2 Timoteüs 2

2 Timoteüs 2

1. Jij dan, mijn zoon, word gesterkt in de genade die in Yâhuwshúa` is. 2. En wat je van mij gehoord hebt onder vele getuigen, vertrouw dat toe aan trouwe mensen die bekwaam zijn om ook anderen te onderwijzen. 3. Lijd verdrukkingen als een goed soldaat van Yâhuwshúa`. 4. Niemand die in het leger dient, wordt verwikkeld in de zaken van het levensonderhoud, opdat hij hem kan behagen die hem voor de krijgsdienst aangenomen heeft. 5. En ook als iemand aan een wedstrijd deelneemt, krijgt hij geen krans als hij de spelregels niet in acht heeft genomen. 6. De landbouwer die zware arbeid verricht, moet als eerste in de vruchten delen. 7. Denk na over wat ik zeg, maar laat Yâ-hwéh je inzicht geven in alle dingen. 8. Houd in gedachten dat Yâhuwshúa` uit de doden is opgewekt, uit het nageslacht van David, overeenkomstig mijn Blijde Boodschap. 9. Daarvoor lijd ik verdrukkingen en draag zelfs boeien als een misdadiger. Maar het Woord van Yâ-hwéh is niet gebonden. 10. Daarom verdraag ik alles ter wille van de uitverkorenen, opdat ook zij de puurheid in Yâhuwshúa` zouden verkrijgen, met eeuwige heerlijkheid. 11. Dit is een betrouwbaar woord. Want als wij met Hem gestorven zijn, zullen wij ook met Hem leven. 12. Als wij volharden, zullen wij ook met Hem regeren. Als wij Hem verloochenen, zal Hij ons ook verloochenen. 13. Als wij ontrouw zijn, blijft Hij getrouw. Hij kan Zichzelf niet verloochenen.
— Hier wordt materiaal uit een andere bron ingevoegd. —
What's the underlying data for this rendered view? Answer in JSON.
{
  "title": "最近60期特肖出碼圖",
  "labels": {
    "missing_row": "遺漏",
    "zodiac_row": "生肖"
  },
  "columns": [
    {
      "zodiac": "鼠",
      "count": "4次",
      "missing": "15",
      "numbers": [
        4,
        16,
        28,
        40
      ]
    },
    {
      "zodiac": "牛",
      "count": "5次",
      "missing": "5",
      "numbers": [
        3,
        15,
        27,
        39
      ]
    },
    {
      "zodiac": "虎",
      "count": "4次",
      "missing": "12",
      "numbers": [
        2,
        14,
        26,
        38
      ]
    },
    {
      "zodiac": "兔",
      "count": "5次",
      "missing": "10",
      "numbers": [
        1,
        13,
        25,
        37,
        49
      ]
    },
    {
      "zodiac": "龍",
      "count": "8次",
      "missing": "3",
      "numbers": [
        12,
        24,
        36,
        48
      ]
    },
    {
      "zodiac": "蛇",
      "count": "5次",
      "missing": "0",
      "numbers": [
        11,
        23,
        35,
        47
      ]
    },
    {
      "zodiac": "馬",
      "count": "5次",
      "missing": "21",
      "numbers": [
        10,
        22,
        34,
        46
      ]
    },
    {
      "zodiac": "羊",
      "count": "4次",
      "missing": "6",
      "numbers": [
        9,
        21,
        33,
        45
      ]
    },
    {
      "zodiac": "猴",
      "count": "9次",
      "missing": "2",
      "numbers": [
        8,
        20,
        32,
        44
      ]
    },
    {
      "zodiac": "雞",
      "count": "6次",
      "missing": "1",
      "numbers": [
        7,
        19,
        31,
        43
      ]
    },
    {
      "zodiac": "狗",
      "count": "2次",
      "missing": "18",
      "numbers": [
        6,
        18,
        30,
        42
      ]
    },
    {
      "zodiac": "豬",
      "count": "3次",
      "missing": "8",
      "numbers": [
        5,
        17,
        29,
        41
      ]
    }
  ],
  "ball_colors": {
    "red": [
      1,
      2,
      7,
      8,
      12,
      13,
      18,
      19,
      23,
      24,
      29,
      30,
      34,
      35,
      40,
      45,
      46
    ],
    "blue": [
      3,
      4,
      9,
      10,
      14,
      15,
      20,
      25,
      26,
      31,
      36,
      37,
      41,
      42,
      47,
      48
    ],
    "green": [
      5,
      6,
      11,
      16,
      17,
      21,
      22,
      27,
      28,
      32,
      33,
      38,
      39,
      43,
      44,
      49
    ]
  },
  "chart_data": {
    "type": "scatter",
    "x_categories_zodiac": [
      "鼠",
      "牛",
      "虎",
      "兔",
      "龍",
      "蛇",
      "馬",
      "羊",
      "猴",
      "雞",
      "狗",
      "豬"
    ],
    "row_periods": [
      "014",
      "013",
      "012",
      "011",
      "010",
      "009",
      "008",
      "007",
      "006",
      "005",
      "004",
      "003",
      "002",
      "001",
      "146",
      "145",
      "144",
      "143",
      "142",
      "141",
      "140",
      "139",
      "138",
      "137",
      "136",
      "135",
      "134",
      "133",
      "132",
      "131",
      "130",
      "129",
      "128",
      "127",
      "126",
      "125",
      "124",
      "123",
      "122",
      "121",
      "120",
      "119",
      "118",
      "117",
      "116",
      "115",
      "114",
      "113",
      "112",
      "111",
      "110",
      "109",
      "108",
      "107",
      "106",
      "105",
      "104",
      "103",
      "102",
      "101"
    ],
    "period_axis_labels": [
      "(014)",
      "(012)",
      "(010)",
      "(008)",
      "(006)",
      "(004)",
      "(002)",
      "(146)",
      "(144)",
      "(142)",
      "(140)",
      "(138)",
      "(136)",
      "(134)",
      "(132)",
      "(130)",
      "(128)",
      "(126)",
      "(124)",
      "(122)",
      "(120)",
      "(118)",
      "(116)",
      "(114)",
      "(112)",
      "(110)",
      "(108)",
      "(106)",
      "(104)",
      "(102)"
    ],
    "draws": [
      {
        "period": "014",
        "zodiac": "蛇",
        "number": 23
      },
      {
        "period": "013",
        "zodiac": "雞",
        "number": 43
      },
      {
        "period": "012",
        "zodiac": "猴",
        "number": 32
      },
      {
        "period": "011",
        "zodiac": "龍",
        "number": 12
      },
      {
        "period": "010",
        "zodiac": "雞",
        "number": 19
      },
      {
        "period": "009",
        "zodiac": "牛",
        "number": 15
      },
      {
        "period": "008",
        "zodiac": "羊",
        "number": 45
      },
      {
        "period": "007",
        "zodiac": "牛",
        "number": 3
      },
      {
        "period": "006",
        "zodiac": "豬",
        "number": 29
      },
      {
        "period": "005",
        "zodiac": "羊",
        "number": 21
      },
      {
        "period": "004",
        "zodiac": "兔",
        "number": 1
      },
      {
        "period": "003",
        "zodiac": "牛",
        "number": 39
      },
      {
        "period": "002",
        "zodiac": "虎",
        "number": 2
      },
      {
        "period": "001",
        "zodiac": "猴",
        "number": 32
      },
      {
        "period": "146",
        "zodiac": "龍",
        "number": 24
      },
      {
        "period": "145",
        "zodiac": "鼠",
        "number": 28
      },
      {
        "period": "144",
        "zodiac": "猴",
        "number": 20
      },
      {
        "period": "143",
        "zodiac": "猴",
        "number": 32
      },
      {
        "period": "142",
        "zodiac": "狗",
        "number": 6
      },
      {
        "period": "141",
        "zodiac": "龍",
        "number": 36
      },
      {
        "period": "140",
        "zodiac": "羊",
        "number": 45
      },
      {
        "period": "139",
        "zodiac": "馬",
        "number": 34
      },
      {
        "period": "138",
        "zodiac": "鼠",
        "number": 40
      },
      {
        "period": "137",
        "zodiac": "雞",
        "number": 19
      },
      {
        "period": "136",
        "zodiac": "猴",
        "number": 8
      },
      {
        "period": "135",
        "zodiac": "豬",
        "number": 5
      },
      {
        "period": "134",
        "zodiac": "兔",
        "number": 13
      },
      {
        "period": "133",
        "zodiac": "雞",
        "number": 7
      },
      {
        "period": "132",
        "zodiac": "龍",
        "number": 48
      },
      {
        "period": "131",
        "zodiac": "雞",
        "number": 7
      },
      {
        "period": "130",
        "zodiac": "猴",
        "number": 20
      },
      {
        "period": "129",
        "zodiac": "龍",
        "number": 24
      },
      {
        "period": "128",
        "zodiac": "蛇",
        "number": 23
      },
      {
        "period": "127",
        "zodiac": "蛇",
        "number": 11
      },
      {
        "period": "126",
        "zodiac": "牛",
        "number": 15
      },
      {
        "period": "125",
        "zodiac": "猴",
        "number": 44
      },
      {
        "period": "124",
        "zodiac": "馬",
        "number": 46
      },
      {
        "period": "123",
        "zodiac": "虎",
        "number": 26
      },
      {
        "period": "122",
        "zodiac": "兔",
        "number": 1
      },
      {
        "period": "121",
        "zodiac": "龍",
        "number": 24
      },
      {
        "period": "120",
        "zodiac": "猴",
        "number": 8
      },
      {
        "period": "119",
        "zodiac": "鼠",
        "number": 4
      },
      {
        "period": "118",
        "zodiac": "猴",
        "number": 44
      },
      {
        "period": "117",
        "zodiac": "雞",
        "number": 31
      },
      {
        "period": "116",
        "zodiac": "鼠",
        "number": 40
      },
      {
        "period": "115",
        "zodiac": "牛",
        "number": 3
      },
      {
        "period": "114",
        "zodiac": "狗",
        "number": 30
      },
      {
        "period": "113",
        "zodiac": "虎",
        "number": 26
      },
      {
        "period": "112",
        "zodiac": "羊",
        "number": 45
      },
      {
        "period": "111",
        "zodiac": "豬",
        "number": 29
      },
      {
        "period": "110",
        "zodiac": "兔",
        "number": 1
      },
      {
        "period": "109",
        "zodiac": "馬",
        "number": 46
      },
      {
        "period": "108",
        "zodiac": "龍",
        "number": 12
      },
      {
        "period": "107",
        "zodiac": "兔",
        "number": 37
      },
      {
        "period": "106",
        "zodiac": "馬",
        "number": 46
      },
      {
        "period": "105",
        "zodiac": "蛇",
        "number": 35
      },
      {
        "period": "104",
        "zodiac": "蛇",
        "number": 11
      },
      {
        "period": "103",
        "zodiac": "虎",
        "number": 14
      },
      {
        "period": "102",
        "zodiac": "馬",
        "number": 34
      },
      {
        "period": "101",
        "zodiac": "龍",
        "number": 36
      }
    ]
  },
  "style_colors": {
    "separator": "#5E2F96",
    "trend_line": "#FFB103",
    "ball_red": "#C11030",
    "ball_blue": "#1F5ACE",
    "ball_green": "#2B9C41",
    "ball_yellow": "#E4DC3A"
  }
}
De houding jegens de dwaalleraars

14. Breng deze dingen voortdurend in herinnering en bezweer hun, ten overstaan van Yâ-hwéh, dat zij geen woordenstrijd voeren, die nergens toe dient dan tot de ondergang van de hoorders. 15. Beijver je om jezelf welbeproefd voor Yâ-hwéh te stellen, als een arbeider die zich niet hoeft te schamen en die het Woord van de waarheid recht snijdt. 16. Maar ontwijk onreine, inhoudsloze praat. Want zij die dat doen, zullen steeds meer in oneerbiedigheid toenemen. 17. En hun woord zal zich uitzaaien als kanker; onder hen bevinden zich Hymeneüs en Filetus. 18. Zij zijn van de waarheid afgeweken door te beweren dat de opstanding reeds heeft plaatsgevonden, en breken het geloof van sommigen af. 19. Toch blijft het vaste fundament van Yâ-hwéh staan, met dit zegel: Yâ-hwéh kent wie van Hem zijn, en: Ieder die de Naam van Yâhuwshúa` noemt, moet zich ver houden van de ongerechtigheid. 20. Maar in een groot huis zijn niet alleen voorwerpen van goud en van zilver, maar ook van hout en aardewerk. Sommige zijn voor eervol, maar andere voor oneervol gebruik. 21. Als iemand zich dan van deze dingen reinigt, zal hij een voorwerp zijn voor eervol gebruik, gezuiverd en van veel nut voor de Heerser, voor elk goed werk gereedgemaakt. 22. Maar ontvlucht de begeerten van de jeugd. Jaag rechtvaardigheid, geloof, liefde en vrede na, samen met hen die Yâ-hwéh aanroepen uit een rein hart. 23. En verwerp de dwaze en onverstandige strijdvragen, in het besef dat zij conflicten voortbrengen. 24. Een dienstknecht van Yâ-hwéh moet geen ruzie maken, maar vriendelijk zijn voor allen, bekwaam om te onderwijzen, en iemand die het kwaad kan verdragen. 25. Hij moet met zachtmoedigheid hen onderwijzen die zich verzetten. Misschien geeft Yâ-hwéh hun eens bekering, zodat zij tot erkenning van de waarheid komen 26. en zij weer mogen ontwaken uit de strik van de duivel, door wie zij levend gevangen waren om zijn wil te doen.